Private universities risk closure, job cuts under new funding model

Kenya Association of Private Universities (KAPU) chairman Prof Stephen Mbugua. [Edward Kiplimo, Standard]

Job losses loom in private universities while some institutions may close under the new funding formula, it has emerged.

This follows the adoption of the new funding model that support students through scholarships and loans and will come to force in September this year.

Under the arrangement, however, private universities will not be eligible for the scholarships as they will exclusively be reserved to students joining their public institutions.

This means that students joining private universities will only benefit from loans to settle their tuition fees.

Prof Stephen Mbugua, the Kenya Association of Private Universities (KAPU) chairman on Tuesday noted that some private institutions might be forced to close shop following the decision by government to exclude the private universities from government funding in form of scholarships.

“The numbers (of students) are so low that they are not sustainable to make our universities to move to the next five years,” said Prof Mbugua, vice chancellor of Catholic University of Eastern Africa (CUEA).

He spoke on the sidelines of the eighth edition of the Catholic Schools Principals’ Association Conference at Catholic University of Eastern Africa.

Prof Mbugua further called on the government to reconsider reviewing the funding model so as to save the private institutions from imminent collapse.

“We have already appealed to the government. I have already sent on behalf of the private universities a letter to the Cabinet Secretary, the Higher Education PS, even to the chair of the education committee in parliament to reconsider this decision,” he argued.

Since 2016, the government has sent over 100,000 government sponsored students to private universities.

A document by the Kenya Association of Private Universities submitted before the National Assembly committee on education in 2021 revealed that private universities hosted 15 percent of the total population of government-sponsored students.

In 2016, the institutions admitted 10,984 students, (17,363) in 2017, (12,656) in 2018, (17,511) in 2019, and (27,756) in 2020. In 2021, the universities received 28,063 students.

In this year’s placement, some 140,107 students who sat the 2022 KCSE exams were placed in public and private universities to study undergraduate degrees.
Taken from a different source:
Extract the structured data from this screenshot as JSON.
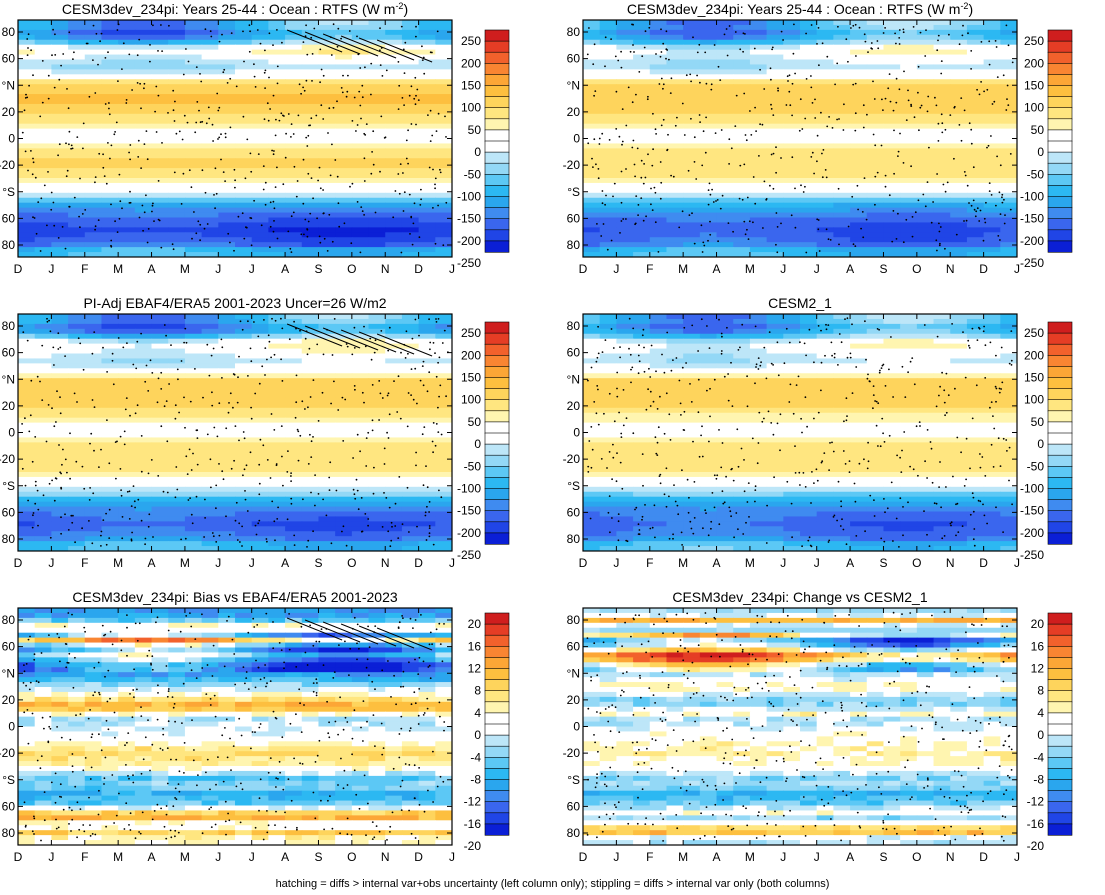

Out of this, 130,485 Students placed in public universities will get scholarship and loans while  9,662 students will join private universities but will only get student loans to support their education.

Prof Mbugua said should the new model continue in the same fashion, private universities will sink in financial constraints.

He further argues that there’s a deliberate effort to promote admission to public universities because students were promised scholarships.

“This model has come out of an onslaught of private universities. A number of universities got less than ten students,” Mbugua said.

He argued that the model is in contrast to the Kenya Kwanza economic government economic model to promote increased jobs both in private and public sector.

“We know this government promised to increase employment but by withdrawing students from the private sector means that they are doing the opposite,” he said.

The Education ministry in 2016 rolled out admission of government-sponsored students to private universities following a directive by President Uhuru Kenyatta.

The introduction of government-sponsored students to private universities was first proposed in 2014 through a sessional paper looking to reform the financially troubled university sector.

The Sessional Paper No. 14 of 2012 identified the expansion of government student sponsorship to private universities as one of the key ways to address challenges facing university education in Kenya.

However, it was not until 2016 that the programme came to life after President Uhuru Kenyatta directed the placement of government-sponsored students in all universities.

The President said investment in higher education by the public, private sector, and religious organizations should be looked at as one to see how to leverage investments to train more Kenyans.